Something of a cult hit when it appeared on Steam, and more recently on XLBA, NOIO and Liquorice games' (published by Raw Fury) Kingdom: New Lands makes its way to Nintendo Switch. A 2D sidescrolling micromanagement simulator in a pixellated medieval landscape, it tests attention, patience and strategy in equal measure. A remarkably simple concept at its core, KNL is essentially a recurring tale of survival.
Day 1. You start out as the King or Queen of your new realm, guided only by a ghostly spirit providing minimal, direct orders. 'Come here' the ghost dictates. You ride on horseback and collect some gold coins. 'Stand here' the ghost says, leaving you standing in front of a rock with a circle above. Holding down 'A' will transfer a coin into said circle, and all of a sudden a wooden structure appears. This leaves you thinking along the lines of "hm, that's a thing". Then, riding left and then right, and probably left again, more circles appear over certain objects. Then the object of the game is explicitly revealed - 'build, expand, defend'. Fast forward a few in-game days, and you might be none the wiser as to what is actually going on.
Gather more coins, recruit peasants and craftsmen to develop your village. Maintaining this infrastructure is the core gameplay of Kingdom: New Lands, but it might take a while to actually figure out its intricacies. Aside from the explicit instructions that only clarify so much, the player is left to their own devices. The extremely limited four button control scheme (left, right, gallop and spend) notwithstanding, the hook of Kingdom is the gradual realisation of the consequences of your decisions. Spend or save? Build or recruit? Weapons or tools?
Eventually night falls. Venture too far from your dwellings and be prepared to get ambushed by the game's antagonists - demonic figures out to destroy what you've built, steal your cash and ultimately take your crown. Crown stolen - game over. Start from scratch again. Build, expand, defend.
Once again, generate cash to build structures and settlements, recruit warriors or craftsmen and generally oversee your realm to become self sufficient and protect itself from attack.
Truth be told, the first hours may be an intimidatingly confusing and monotonous affair for some. It can feel like a mix of Minecraft, the Sims and Groundhog Day - each time noticing very subtle visual or audio details in order to witness just enough productivity to maintain a sense of progression.

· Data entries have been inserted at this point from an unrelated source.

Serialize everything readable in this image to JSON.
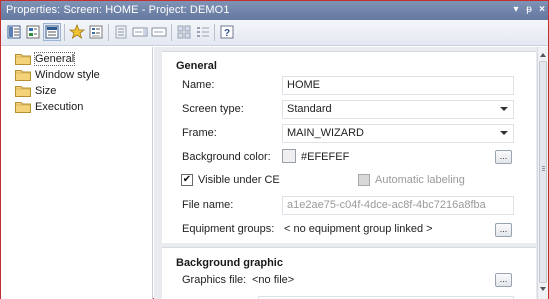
{
  "window": {
    "title": "Properties: Screen: HOME - Project: DEMO1",
    "controls": [
      "pin",
      "dock",
      "close"
    ]
  },
  "toolbar": {
    "buttons": [
      "properties-view-icon",
      "alphabetic-view-icon",
      "categorized-view-icon",
      "favorite-star-icon",
      "list-icon",
      "align-icon",
      "field-icon",
      "field-alt-icon",
      "grid-icon",
      "list-detail-icon",
      "help-icon"
    ]
  },
  "tree": {
    "items": [
      {
        "label": "General",
        "selected": true
      },
      {
        "label": "Window style",
        "selected": false
      },
      {
        "label": "Size",
        "selected": false
      },
      {
        "label": "Execution",
        "selected": false
      }
    ]
  },
  "general": {
    "title": "General",
    "name_label": "Name:",
    "name_value": "HOME",
    "screen_type_label": "Screen type:",
    "screen_type_value": "Standard",
    "frame_label": "Frame:",
    "frame_value": "MAIN_WIZARD",
    "bg_color_label": "Background color:",
    "bg_color_value": "#EFEFEF",
    "bg_color_swatch": "#EFEFEF",
    "visible_ce_label": "Visible under CE",
    "visible_ce_checked": true,
    "auto_labeling_label": "Automatic labeling",
    "auto_labeling_checked": false,
    "file_name_label": "File name:",
    "file_name_value": "a1e2ae75-c04f-4dce-ac8f-4bc7216a8fba",
    "equipment_label": "Equipment groups:",
    "equipment_value": "< no equipment group linked >",
    "ellipsis": "..."
  },
  "background_graphic": {
    "title": "Background graphic",
    "graphics_file_label": "Graphics file:",
    "graphics_file_value": "<no file>"
  },
  "colors": {
    "titlebar": "#6f84ab",
    "pane_bg": "#e9ebef",
    "frame_border": "#c43030"
  }
}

Watching archers take down rabbits that generate cash or watching masons build structures becomes as much of a waiting game as a routine task, as new options will be noticed every time you go through a cycle. Despite the minimalistic nature in terms of explanation or narrative, the game will not play out the same way twice. Each time it can feel like a misguided struggle of trial and error, as day turns to night, structures develop, residents go about their business and so on. Whether it's a minor epiphany or a curious new landmark, Kingdom never really follows through on any kind of serious repercussions, other than flat out failure.
It could be argued that the game rewards determination. Replacing the 'what am I doing' rhetoric with 'what am I doing wrong' will keep committed players engaged. However, it is a very good example of a game that needs to 'click' with its audience. It's a cliche, but you will get out of Kingdom exactly what you put in, but whether it respects your time only you can be the judge. Aside from directing your character and spending cash, there is little direct contribution from the player, and events develop (or not) by themselves.
Despite the lack of input or obtuse learning curve, there is a sense of satisfaction watching your newly recruited minions construct a living, functioning civilisation in front of your eyes, but due to the leg work required to make progress (not to mention the amount of times you'll have to start over) the reward just won't be worth it to some. Experimenting after each failed attempt will build a better knowledge of the nuances regarding managing personnel and cash, but for many it will be a slow and sporadic journey. After a certain amount of hours, when your ecosystem functions much more autonomously, the gratification - as well as the risk of losing it all - increase in parallel.
Presented in a beautiful parallax style, Kingdom: New Lands is definitely one of the more detailed pixel art games available, especially on Switch. Lighting effects such as moonlight piercing through trees, camp fires flickering and reflecting in the water, and the animation of the protagonist and horse are especially pleasing, although the frame rate does stutter and NPC models have a more muted coloyr palette. The soundtrack is an elegant and ambient mix of piano and synth, generating an intriguing atmosphere. Delicate sound effects of your surroundings such as the clattering of tools, church bells or the rustling of leaves add to the whole package as a rustic, organic experience.
A deceptively simple idea that can become laboured and bewildering as well as oddly compelling, Kingdom: New Lands is certainly a curious take on the strategy genre. Its ambiguous, incredibly minimalistic nature will initially intrigue and could easily frustrate in equal measure. Fans of roguelikes or tower defence-style games may prefer more complexity, as the simple mechanics give you control over choices rather than actions and rely on astute observation and perseverance, rather than on skill or improvisation. There is a balance to learn and a set of rules to be discovered, but even with the admittedly gorgeous aesthetic - and progressing beyond the initial stages to where the dilemma of ambition over security ramps up - it may still not be enough of a pay off to reward your time. Definitely one to consider, albeit carefully.